FLORHAM PARK, N.J. -- This could be the end for LaDainian Tomlinson.
The Jets running back is a free agent after this season, and he acknowledged that the regular-season finale Sunday at Miami could be the last game of his career if New York does not make the playoffs.
"There's definitely the thought that this possibly could be because you never know how things shake out," Tomlinson said Thursday. "For me, it just depends on the situation. I've said that before. I would love to keep playing, but if the situation is not right, then I won't. And this possibly could be my last game."
Tomlinson signed a two-year deal with the Jets in 2010 after nine record-breaking seasons with the San Diego Chargers. When asked if he would hypothetically accept the veterans' minimum salary to return to the Jets, Tomlinson smiled and made it clear he would want more.
"I've got kids, man," he said with a laugh. "I mean, I don't know. It would be hard for me to do that. It's never been about the money for me. It really hasn't. But at some point, you have to close that chapter if it just doesn't line up. So I'm just going to wait and see what happens."
That means the 32-year-old Tomlinson would be willing to play elsewhere in 2012, but will talk to his family and agent in the offseason before deciding on what he wants to do.
"I'm open to anything," he said. "It doesn't have to be here. It could be another place. I'm just open to playing football."
Tomlinson would want to play only for a team that has a shot at a championship -- the reason he chose Rex Ryan and the Jets nearly two years ago.
"Speaking off the top of my head, obviously, I've played this game a long time," he said. "I don't want to go to someone that's going to lose every week. That's not going to be fun."
McCoy feels better
BEREA, Ohio -- Colt McCoy didn't want to relive any of what happened to him three weeks ago.
It's not clear if he remembers that night in Pittsburgh.
The Browns' young quarterback wants to move on from a concussion that ended his season, spawned a controversy and prompted the NFL to do more to treat injured players.
Sporting a newly grown beard, McCoy said Thursday that he's "feeling better" and making progress from the concussion he sustained on Dec. 8 from a helmet-to-helmet hit delivered by Steelers linebacker James Harrison.
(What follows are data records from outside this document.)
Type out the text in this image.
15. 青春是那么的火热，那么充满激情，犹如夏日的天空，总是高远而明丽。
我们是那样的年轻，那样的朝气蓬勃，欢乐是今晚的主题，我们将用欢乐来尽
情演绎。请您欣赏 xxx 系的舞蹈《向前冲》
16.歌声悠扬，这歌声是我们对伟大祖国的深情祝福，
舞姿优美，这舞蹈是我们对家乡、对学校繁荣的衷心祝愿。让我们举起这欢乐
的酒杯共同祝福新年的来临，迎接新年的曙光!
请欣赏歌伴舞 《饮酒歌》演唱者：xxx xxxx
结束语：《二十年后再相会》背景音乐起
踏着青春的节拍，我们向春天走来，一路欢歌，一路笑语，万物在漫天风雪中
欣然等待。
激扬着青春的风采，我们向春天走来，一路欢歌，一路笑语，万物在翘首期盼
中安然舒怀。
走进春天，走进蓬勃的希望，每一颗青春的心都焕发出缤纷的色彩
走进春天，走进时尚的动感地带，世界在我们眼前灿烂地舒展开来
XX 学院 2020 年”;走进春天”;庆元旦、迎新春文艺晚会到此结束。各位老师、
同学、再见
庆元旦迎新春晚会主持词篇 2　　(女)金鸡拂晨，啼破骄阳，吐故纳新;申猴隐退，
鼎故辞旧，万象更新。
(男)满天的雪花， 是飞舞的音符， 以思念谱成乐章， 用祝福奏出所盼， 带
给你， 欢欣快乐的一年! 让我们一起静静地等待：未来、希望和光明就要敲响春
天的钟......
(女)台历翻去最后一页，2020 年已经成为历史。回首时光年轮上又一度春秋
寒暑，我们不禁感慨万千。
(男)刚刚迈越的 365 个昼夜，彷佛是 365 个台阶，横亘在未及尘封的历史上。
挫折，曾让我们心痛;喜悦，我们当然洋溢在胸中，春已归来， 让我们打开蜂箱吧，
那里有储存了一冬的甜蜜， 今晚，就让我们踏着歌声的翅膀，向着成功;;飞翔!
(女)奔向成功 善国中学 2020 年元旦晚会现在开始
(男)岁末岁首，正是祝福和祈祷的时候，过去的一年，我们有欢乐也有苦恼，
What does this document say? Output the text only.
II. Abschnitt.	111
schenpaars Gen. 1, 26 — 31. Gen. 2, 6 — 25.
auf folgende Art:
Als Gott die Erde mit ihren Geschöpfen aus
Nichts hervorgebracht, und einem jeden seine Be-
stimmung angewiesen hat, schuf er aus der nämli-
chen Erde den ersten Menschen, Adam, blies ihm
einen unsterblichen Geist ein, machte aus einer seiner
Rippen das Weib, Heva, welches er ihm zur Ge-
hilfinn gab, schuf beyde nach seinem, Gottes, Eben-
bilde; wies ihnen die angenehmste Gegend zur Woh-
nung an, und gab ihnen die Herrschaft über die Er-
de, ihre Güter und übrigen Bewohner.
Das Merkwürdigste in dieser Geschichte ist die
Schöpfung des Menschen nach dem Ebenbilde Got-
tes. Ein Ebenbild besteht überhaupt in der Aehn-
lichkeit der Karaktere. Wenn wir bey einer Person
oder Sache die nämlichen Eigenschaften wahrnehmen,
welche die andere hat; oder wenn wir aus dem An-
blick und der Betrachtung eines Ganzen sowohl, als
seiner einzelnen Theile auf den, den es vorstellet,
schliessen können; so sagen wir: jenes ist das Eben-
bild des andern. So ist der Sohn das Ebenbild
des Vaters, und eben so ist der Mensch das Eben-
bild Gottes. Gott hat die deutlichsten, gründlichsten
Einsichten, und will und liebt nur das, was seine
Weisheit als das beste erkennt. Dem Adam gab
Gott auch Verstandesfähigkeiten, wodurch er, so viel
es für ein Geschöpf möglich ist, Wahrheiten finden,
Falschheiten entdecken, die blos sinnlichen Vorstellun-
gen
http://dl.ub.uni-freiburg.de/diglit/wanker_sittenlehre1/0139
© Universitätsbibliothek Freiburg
McCoy, who has not been medically cleared to practice since he was blasted by Harrison, refused to answer questions about what he recalls from the hit or what transpired in its aftermath.
McCoy, though, did praise Cleveland's medical staff for its handling of his concussion despite the team not testing him for a head injury on the sideline and sending him back in the game after sitting out just two plays.
"Our medical staff does an outstanding job and that should never be in question," said McCoy, speaking for the first time since he was diagnosed with the concussion.
Around the league
*Steelers quarterback Ben Roethlisberger says he'll be on the field Sunday for Pittsburgh's regular season finale against the Cleveland Browns as long as he can deal with the pain of his sprained left ankle. Roethlisberger, who sat out last Sunday's win over St. Louis to rest his ankle, practiced again Thursday. If Roethlisberger can't play, Charlie Batch is available.
*Vikings running back Adrian Peterson has scheduled surgery to repair his left knee. Dr. James Andrews will perform the operation today in Alabama, six days after Peterson tore the anterior cruciate and medial collateral ligaments in his knee while being tackled in a game against the Washington Redskins
*The Bengals are dropping the prices of upper-deck tickets for 2012, trying to fill Paul Brown Stadium on a regular basis. Cincinnati had to offer two-for-one tickets to sell out its final game Sunday against Baltimore. A win by the Bengals (9-6) would get them in the playoffs for only the third time in the past 21 years. The Bengals have sold out only two games at 65,500-seat Paul Brown this season.